Except your rule isn't a rule at all, it's just you assuming everyone else has the same usage pattern as you (they don't).
Pre-covid I had many co-workers who would sit down, plug their laptop into the dock, and work the whole day without ever opening the lid.
I've also spent 15+ years with a laptop connected to my TV that never has the lid open, and I definitely expect it to wake up when I sit on the couch and wiggle the Bluetooth mouse.
There are all sorts of things a machine does without user input. It is simply not possible to have a user OK each and every design decision for a machine.
And running a configuration command is in fact you telling it what to do.
So the actual issue is open-systems vs walled-gardens in system design and how it surfaces in consumer products. The only thing Windows can do is force you to review each and every device driver on install for e.g. can wake machine. A non-starter for a consumer OS.
That depends entirely on what you consider insane. MacOS for example does so many things that I consider utterly batshit insane, but here we are. Lots of people love it. It's a given that a consumer operating system will do many, many things without direct user input.
I had this problem for months with my computer booting randomly some nights, waking me because of its loud fans. Turns out it was our dog pushing my desk chair so that the armrest bumped some key on the keyboard.
This stuff previously worked correctly on windows 7, I guess they saw things like spotty headphone jack detection, 100% CPU fan blasting while lid closed, etc. and thought it was a good idea to copy it.
I've never had it return with "unknown" once in over a decade, but some people I know have.

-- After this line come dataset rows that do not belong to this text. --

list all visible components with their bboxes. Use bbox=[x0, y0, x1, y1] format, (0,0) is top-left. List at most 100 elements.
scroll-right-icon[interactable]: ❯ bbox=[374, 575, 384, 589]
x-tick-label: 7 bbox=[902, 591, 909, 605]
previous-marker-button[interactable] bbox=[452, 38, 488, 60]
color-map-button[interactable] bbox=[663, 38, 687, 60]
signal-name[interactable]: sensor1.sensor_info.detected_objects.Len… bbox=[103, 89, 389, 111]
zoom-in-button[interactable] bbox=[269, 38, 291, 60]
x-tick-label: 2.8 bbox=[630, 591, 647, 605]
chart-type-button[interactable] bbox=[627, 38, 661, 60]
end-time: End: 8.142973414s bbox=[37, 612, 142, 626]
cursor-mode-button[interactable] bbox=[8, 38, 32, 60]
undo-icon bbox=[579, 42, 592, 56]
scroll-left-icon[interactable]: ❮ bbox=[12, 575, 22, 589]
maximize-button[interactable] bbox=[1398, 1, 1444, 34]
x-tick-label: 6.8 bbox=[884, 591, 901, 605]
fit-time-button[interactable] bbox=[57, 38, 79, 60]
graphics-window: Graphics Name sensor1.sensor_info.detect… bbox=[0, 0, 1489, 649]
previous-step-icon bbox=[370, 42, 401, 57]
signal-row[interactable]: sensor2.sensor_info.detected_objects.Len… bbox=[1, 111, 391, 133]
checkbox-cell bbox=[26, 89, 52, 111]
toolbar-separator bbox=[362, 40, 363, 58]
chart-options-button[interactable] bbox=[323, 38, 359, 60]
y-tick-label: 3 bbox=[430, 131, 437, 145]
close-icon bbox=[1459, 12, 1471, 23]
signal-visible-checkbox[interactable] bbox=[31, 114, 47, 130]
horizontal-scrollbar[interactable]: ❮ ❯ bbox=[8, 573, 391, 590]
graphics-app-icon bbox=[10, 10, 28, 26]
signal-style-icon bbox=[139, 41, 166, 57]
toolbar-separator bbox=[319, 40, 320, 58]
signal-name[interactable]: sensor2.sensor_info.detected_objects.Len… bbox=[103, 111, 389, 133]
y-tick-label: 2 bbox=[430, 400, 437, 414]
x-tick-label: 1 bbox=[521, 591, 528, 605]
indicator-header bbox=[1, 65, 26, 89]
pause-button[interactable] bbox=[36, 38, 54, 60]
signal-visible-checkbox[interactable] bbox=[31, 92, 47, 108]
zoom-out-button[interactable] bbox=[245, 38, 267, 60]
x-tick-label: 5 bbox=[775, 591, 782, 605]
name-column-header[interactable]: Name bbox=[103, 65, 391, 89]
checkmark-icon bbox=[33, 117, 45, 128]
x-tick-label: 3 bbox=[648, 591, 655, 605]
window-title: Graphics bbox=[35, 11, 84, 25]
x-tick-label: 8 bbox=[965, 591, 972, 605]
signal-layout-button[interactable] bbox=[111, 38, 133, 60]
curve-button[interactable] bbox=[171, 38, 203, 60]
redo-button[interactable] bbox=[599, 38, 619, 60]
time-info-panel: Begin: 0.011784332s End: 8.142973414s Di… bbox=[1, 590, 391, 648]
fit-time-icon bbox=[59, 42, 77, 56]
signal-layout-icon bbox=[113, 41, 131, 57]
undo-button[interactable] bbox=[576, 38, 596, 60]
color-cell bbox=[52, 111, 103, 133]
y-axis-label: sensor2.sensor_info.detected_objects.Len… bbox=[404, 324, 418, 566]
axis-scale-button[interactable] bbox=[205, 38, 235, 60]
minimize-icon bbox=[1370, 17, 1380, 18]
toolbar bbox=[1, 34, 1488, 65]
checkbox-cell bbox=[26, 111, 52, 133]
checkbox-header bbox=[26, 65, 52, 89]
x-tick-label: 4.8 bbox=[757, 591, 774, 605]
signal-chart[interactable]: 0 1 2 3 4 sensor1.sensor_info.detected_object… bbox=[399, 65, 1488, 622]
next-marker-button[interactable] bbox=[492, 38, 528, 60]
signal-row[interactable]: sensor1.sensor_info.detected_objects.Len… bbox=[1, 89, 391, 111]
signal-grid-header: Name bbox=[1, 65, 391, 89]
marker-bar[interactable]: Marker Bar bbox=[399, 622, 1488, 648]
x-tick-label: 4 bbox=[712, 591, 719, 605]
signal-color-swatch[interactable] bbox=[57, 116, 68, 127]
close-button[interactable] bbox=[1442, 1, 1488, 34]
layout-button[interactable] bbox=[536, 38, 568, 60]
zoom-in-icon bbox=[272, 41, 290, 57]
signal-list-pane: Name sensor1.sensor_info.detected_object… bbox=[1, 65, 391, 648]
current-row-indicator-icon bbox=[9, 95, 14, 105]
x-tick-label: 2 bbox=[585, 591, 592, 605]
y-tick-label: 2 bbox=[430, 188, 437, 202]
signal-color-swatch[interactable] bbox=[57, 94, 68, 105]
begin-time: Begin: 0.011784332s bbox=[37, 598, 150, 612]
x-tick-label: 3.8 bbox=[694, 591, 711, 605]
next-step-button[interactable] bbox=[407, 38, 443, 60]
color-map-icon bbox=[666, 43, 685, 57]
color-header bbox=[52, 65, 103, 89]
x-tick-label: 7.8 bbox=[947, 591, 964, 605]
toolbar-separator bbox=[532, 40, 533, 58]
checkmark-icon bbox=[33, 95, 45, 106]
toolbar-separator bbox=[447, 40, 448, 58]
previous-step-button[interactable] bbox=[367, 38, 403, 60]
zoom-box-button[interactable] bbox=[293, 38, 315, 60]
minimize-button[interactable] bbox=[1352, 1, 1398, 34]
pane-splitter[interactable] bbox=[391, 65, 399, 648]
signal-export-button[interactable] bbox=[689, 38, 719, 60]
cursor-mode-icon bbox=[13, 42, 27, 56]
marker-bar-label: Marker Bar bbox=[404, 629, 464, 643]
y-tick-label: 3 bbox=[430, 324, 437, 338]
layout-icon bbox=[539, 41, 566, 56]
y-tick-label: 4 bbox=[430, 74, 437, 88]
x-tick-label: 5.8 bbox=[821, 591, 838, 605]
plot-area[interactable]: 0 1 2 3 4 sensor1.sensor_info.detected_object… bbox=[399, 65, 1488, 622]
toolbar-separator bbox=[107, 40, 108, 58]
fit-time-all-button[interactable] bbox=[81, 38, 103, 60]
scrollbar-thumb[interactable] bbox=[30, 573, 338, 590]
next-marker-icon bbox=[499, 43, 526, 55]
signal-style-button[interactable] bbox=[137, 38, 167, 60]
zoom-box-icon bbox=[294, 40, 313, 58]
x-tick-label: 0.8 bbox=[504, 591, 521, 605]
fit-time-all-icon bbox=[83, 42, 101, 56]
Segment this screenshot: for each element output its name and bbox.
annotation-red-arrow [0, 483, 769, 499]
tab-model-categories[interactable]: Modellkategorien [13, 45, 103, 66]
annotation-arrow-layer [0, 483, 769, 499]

if you can find all the things waking the computer, and fix those things, it will never wake without user intervention.
usually, for me, it's been device drivers which have permission to wake the computer from sleep by default, for some stupid reason. removing that permission on those devices has eliminated "hot bag syndrome" for me entirely.
I agree that these steps should not need to be taken. device driver authors are the source of almost all bad crap like this in windows.